The Industrial AI Pilot Planning & Implementation Checklist
How to scope a pilot you can actually defend
A safety AI pilot fails for one of two reasons: it disrupts the live security operation while it is being installed, or it ends without anyone able to say whether it worked. This checklist is built to prevent both. It moves in two phases, site readiness before any hardware ships, and explicit success criteria agreed before the first alert fires, so the result of the pilot is a number you can defend in a budget meeting, not a vibe.
Phase 1: Site readiness
Most pilot delays happen here, and almost all of them are avoidable with an hour of verification before hardware leaves the dock.
1. RTSP stream audit
Confirm your VMS, whether Milestone, Genetec, or another ONVIF-capable platform, can expose stable high-bitrate RTSP substreams for the cameras in scope. DHI ingests these locally. A stream that drops or re-negotiates resolution under load is the single most common cause of a stalled install, so test it under a realistic load, not at 3 a.m. when the network is quiet.
2. Power and placement
Verify PoE+ or local power at each edge location, and plan to co-locate the analytics node with the cameras on a single switch. Keeping inference physically close to the lens is what holds detection latency inside 150 milliseconds. A node three hops away on a congested core switch will work, but it gives back the latency advantage you are deploying edge compute to get.
3. Network segmentation
Put the analytics compute on a dedicated safety VLAN. This isolates high-bitrate vision traffic from the primary office network and prevents a broadcast storm during a high-event period such as a shift change from touching either the recording servers or daily operations.
4. Camera angle review
Walk each camera before install and confirm the lens actually sees the incident zone you care about, at an angle a classifier can work with. A camera mounted for general coverage often clips the exact floor area where a forklift-pedestrian conflict happens. Fixing the angle now is free; discovering it in week two of the pilot is not.
Phase 2: Success criteria
Define what success looks like before the first day, in writing, with the people who will judge the pilot in the room.

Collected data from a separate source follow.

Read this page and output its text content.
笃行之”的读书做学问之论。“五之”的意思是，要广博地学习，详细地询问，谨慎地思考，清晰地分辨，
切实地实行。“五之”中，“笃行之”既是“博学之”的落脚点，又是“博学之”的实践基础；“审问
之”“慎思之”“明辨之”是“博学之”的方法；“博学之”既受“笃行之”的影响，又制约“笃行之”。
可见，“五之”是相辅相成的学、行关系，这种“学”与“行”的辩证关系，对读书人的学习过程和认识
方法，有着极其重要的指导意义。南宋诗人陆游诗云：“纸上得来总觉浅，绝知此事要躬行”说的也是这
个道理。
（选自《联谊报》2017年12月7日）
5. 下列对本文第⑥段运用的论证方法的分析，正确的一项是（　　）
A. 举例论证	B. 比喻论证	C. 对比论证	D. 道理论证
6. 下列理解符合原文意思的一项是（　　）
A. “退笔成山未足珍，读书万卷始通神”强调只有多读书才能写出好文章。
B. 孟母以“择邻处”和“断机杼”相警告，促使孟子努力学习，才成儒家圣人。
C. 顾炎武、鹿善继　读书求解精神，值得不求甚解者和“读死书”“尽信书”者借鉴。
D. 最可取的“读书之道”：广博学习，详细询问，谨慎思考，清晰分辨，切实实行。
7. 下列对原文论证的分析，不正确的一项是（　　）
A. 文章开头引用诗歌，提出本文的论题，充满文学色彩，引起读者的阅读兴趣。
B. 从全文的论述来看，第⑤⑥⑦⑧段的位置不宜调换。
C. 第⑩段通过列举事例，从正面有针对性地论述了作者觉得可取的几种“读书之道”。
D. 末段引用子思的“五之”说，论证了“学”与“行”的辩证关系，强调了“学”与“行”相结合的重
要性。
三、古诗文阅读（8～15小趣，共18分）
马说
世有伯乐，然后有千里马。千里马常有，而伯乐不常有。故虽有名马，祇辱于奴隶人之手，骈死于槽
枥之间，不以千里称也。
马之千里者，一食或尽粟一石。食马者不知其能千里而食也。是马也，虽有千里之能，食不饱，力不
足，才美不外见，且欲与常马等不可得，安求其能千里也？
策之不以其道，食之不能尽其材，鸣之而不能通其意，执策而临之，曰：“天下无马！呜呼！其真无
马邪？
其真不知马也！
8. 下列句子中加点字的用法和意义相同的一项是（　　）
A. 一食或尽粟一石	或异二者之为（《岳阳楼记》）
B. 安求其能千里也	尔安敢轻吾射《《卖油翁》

1. False positive threshold
Pick a target nuisance-alarm rate and hold the pilot to it. In a high-noise environment such as an active rail yard or a busy dock, the goal is a rate low enough that operators act on every alert that surfaces rather than dismissing the queue. Aim for under one percent false alarms in those conditions, and measure it honestly.
2. Notification latency
Verify that a classified incident reaches the dispatcher's screen within a fraction of a second of detection. The end-to-end target is detection inside 150 milliseconds plus VMS routing, so alerts should feel instantaneous to the operator. If they do not, the cause is usually node placement or stream health, both covered in Phase 1.
3. Operator trust
Track a softer but decisive metric: do operators act on the alerts. A pilot that produces accurate alerts that operators still ignore has not succeeded. The whole point of suppressing nuisance alarms is to rebuild the reflex to respond, so watch whether that reflex comes back.
4. Integration cleanliness
Confirm events land in your VMS as proper alarms with the right camera, priority, and metadata, not as a parallel system operators have to watch on a second screen. The deployment should live inside the control room you already run.
Turning the pilot into a decision
At the end of the window you should be able to state, in one sentence each, the nuisance-alarm rate you measured, the notification latency you observed, and whether operators acted on the alerts. Those three numbers are the entire business case. If they are good, scaling is a procurement question. If they are not, this checklist tells you exactly which line to revisit before you try again.